Credo che sia molto difficile, sia per come stanno ora le cose sia alla luce dei condizionamenti esterni. Mi spiego meglio. In primo luogo, qualora si dovesse riuscire a mettere i due governi intorno a un tavolo, sarà necessario tenere conto del fatto che dietro di loro si muovono altre potenze regionali a cui sarà necessario “allargare la trattativa”. Dietro al governo di Tobruk c’è l’Egitto, dietro a quello di Tripoli il Qatar e la Turchia. E questo complica le cose. In secondo luogo un governo di unità nazionale, stando così le cose, dovrebbe vedere, almeno sulla carta, un primo ministro espressione più del governo di Tobruk, essendo quello legittimamente eletto, ma con delle limitazioni e con delle “vicepresidenze” per non scontentare Tripoli. I due parlamenti potrebbero continuare a esistere ma si creerebbero delle formule ancora ambigue. Quindi, anche formando un governo di unità nazionale, questo potrebbe generare un sistema poco chiaro.
L'Ue ha finora optato per una missione di salvataggio in mare aperto, Triton, che ora è contestata. Avrebbe senso tornare a Mare Nostrum?
Sono due tipologie di missioni diverse, Triton è finalizzata al controllo ed è di natura difensiva, Mare Nostrum è rivolta al soccorso. Certo è che Mare Nostrum, per sua stessa natura, tende ad agevolare il traffico degli scafisti che possono contare su una sorta di “servizio navetta” fornito dalla Marina, utilizzando le loro barche giusto per scaricare in mare il loro carico di disperati (che verranno presto soccorsi) per poi tornare in Libia per un nuovo carico. Alla luce di ciò credo che sia giusto tenere e rafforzare Triton ma che questa vada integrata e rafforzata con altri mezzi e con una chiara strategia politica europea e internazionale per arginare la minaccia dei trafficanti con una azione congiunta sotto egida Onu e con un’Europa decisamente più partecipe!
L'Italia, di fronte a una crisi oltremare simile (anarchia e flusso incontrollato di immigrati) era intervenuta in Albania nel 1997. Lo potrebbe fare anche in Libia?
Ci sono molte similitudini, è vero, e l’idea non certo da accantonare.
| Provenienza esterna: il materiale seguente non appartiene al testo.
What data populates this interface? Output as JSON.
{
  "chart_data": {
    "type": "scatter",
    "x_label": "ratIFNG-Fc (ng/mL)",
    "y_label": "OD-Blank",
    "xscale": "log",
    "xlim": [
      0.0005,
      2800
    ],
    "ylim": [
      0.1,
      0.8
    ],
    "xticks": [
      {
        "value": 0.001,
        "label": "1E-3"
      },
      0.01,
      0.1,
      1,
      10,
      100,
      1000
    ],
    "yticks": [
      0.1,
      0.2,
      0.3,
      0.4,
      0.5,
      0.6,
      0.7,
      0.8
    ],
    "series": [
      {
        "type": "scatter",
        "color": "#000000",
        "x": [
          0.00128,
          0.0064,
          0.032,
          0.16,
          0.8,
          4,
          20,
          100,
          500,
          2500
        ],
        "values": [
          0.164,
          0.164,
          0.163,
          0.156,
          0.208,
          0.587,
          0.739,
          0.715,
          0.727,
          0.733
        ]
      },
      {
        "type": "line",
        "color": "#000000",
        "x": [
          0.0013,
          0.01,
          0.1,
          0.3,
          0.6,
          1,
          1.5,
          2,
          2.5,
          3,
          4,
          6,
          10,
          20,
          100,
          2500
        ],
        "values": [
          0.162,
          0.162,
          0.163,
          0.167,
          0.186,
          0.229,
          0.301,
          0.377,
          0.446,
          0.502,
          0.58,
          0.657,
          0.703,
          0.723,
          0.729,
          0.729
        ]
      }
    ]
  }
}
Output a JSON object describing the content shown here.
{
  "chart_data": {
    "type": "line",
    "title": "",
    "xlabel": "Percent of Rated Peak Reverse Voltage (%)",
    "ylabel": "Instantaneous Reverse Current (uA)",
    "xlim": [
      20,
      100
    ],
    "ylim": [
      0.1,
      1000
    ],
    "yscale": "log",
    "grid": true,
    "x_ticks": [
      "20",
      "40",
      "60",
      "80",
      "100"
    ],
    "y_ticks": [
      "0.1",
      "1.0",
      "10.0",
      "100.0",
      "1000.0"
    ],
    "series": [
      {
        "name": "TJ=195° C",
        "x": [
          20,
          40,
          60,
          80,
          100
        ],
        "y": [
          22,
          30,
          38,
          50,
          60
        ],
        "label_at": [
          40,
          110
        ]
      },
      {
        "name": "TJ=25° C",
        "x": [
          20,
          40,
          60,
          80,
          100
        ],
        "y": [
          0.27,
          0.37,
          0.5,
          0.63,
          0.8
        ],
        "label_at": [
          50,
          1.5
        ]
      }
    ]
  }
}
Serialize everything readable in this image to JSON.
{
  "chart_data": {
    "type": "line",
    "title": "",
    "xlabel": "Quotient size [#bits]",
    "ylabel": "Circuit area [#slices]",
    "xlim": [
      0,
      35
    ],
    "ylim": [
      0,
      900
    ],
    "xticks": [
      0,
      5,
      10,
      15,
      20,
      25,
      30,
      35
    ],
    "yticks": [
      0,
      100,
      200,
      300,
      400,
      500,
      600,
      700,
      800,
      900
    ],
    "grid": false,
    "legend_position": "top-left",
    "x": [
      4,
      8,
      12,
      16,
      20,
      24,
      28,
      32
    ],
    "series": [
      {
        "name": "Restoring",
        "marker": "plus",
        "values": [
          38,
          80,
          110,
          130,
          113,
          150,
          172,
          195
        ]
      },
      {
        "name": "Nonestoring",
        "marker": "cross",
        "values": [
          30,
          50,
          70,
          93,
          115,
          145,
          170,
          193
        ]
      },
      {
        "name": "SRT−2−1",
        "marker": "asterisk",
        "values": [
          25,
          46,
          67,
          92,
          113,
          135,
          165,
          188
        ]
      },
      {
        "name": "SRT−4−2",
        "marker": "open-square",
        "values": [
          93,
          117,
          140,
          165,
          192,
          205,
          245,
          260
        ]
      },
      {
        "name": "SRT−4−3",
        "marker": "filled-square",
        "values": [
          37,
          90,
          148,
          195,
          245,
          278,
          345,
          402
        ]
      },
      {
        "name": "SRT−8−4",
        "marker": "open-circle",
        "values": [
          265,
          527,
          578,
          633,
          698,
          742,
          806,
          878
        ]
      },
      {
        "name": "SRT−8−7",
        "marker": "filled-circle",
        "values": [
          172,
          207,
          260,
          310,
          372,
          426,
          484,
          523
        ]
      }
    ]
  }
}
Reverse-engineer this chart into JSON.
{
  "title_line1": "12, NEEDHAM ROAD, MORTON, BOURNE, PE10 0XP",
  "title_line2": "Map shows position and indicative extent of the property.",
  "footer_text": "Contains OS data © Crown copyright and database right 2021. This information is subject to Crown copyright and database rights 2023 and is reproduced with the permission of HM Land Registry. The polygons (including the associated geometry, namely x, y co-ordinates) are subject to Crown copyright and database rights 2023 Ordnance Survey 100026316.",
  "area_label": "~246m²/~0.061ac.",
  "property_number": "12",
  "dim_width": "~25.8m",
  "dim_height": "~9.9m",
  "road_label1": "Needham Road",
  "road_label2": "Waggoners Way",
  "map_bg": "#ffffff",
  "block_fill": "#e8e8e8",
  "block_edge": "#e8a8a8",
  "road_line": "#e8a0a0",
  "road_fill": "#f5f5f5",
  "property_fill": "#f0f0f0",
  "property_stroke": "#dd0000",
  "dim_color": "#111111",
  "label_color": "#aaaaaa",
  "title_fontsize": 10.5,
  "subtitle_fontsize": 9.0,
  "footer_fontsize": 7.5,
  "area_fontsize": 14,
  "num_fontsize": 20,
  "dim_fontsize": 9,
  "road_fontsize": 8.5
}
Dobbiamo però tenere conto del fatto che il blocco navale è un’operazione militare dai contorni molto precisi su cui il diritto internazionale parla chiaro: senza un esplicito assenso della Libia e delle Nazioni Unite, mettere in pratica un blocco navale lungo le sue coste è un atto di guerra. Dunque credo che sia necessario inquadrare tale azione in una chiara strategia condivisa, tenendo conto delle attuali criticità. In primo luogo è necessario un accordo con la Libia (un accordo c’è stato con l’Albania), che per ora ha due governi divisi: quello di Tobruk e quello di Tripoli (che peraltro controlla le zone di imbarco). Tripoli non ha mostrato alcuna intenzione di scendere a patti con l’Italia (o l’Europa), mentre Tobruk, il governo riconosciuto e con cui un accordo sarebbe più agevole, di fatto non controlla le zone interessate. In secondo luogo per ora non esiste nessuna strategia condivisa a livello europeo e internazionale, se non quella del minimo comun denominatore emersa a Bruxelles (triplicare Triton e offrire qualche nave non è una strategia). L’Unione europea ha deferito all’Alto rappresentante per la politica estera Federica Mogherini il compito di proporre azioni da discutere anche in sede Onu per combattere i trafficanti. Credo sia necessario parlare di questa opzione in sede Onu e provare ad agire con la collaborazione e l’avallo della comunità internazionale.